We speak the truth and no one wants to listen or believe it. When we lie and cover up our truth we are heard loud and clear. The truth for us may hurt and make us feel uncomfortable, we can’t expect anyone else to understand, so we lie. The human race presumes they can assume what others will think and say. But in reality this may not even be the case. So to protect ourselves, we lie as it’s easier to cope with. However the lie will mean the truth is more painful and harder to cope with.

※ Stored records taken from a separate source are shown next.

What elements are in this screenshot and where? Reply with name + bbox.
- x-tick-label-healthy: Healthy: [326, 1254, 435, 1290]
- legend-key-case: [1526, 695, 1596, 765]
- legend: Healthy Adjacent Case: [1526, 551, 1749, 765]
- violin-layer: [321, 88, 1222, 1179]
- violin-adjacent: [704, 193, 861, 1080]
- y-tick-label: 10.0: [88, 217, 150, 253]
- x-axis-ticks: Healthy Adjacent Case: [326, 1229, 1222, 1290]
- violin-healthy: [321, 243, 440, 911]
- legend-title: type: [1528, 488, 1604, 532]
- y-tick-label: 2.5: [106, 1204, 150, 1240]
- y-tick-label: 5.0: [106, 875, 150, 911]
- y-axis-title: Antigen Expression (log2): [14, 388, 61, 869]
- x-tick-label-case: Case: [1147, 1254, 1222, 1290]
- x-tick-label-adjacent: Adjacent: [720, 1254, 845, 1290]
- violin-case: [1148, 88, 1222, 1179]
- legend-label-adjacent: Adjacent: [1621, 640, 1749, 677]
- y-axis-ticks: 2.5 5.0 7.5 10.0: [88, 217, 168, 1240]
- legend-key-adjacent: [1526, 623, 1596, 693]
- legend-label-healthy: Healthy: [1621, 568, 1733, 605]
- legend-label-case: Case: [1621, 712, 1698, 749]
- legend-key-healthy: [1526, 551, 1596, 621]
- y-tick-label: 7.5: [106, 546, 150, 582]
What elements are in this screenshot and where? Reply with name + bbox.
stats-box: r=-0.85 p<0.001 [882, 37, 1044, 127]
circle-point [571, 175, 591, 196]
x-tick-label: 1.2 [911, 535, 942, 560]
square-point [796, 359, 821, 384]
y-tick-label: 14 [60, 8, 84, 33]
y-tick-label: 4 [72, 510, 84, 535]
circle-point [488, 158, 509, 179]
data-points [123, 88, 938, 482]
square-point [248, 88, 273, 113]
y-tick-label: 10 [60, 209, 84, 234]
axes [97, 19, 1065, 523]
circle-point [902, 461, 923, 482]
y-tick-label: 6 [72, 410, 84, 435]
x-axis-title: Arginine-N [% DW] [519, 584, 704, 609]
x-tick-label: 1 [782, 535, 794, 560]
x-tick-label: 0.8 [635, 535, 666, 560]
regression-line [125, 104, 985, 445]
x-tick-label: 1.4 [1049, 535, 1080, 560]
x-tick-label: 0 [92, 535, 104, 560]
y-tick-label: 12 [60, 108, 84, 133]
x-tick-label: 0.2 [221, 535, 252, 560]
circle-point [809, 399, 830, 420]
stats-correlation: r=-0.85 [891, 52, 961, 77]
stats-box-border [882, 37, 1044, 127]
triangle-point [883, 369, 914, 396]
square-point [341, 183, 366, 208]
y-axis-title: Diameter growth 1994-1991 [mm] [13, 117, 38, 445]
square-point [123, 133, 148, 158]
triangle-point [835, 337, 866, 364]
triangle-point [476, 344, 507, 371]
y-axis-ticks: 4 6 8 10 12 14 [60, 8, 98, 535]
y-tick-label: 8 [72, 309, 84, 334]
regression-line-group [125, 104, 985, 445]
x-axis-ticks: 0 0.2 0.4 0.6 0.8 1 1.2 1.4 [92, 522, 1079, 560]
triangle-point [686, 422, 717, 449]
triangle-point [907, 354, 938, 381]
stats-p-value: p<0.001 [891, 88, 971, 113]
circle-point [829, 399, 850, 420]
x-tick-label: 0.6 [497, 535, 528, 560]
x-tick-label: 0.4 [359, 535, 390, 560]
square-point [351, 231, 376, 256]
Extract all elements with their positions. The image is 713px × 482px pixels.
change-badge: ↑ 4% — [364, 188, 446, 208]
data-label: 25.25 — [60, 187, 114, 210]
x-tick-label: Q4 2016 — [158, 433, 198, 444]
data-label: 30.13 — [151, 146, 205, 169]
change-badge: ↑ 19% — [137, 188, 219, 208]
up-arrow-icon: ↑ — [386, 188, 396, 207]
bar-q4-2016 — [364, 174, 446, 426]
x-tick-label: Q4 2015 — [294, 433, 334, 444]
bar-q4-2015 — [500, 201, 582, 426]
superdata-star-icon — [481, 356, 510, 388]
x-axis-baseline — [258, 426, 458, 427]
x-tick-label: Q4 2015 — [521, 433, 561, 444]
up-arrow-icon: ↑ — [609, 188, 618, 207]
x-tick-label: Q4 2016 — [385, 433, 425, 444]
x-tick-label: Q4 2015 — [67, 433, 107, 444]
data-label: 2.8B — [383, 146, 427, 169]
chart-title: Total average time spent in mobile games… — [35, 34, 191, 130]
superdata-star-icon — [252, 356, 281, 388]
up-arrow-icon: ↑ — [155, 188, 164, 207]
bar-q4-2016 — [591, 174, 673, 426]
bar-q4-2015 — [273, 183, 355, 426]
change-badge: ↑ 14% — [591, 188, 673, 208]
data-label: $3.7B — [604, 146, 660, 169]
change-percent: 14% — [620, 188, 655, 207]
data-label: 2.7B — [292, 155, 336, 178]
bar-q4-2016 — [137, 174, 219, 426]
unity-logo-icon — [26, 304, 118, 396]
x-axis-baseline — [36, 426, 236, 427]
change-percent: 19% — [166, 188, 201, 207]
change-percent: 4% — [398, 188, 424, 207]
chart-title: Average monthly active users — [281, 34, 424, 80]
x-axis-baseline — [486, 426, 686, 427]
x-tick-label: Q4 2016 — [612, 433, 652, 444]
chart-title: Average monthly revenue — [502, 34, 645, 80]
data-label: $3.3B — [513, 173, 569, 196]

A lie is our defence mechanism against reality as we can’t face the truth ourselves. We test people with small snippets or hypothetical topics that are linked to our truth. We do this to try and understand the other persons perspective and opinion on it. If we feel their reaction is not what we want it to be, we close up and lie. Also telling the truth can cause a lot of pain and hurt others, indirectly without any intention.

Speaking the truth may not always be the best option. A lie and truth is an infinite circle which keeps revolving with no sign of ever stopping. A lie can easily turn to truth and a truth can be a lie. A person can suppress the truth so much so the lie becomes their reality.

An individual with a mental health condition struggles with this reality more so than the average person. Everyone struggles with the inner battle of truth vs lie. But someone with a mental health condition battles with the need to cry for help and protect themselves. However this can be detrimental to their recovery as the constant lying can lead to the truth not being dealt with. In addition, some may speak the truth but be un heard and people around them whom are un-willingly to listen. For this reason, the individual may start to think the the truth doesn’t matter as the lie is getting attention. We need to stop this cycle and recognise within ourselves that as much as the truth is painful and difficult to face it is necessary to be able to progress and recover.

It’s everyone’s duty to make a person feel safe and comfortable to speak their truth without fear. In doing so people won’t feel the need to lie or use it as a defence mechanism.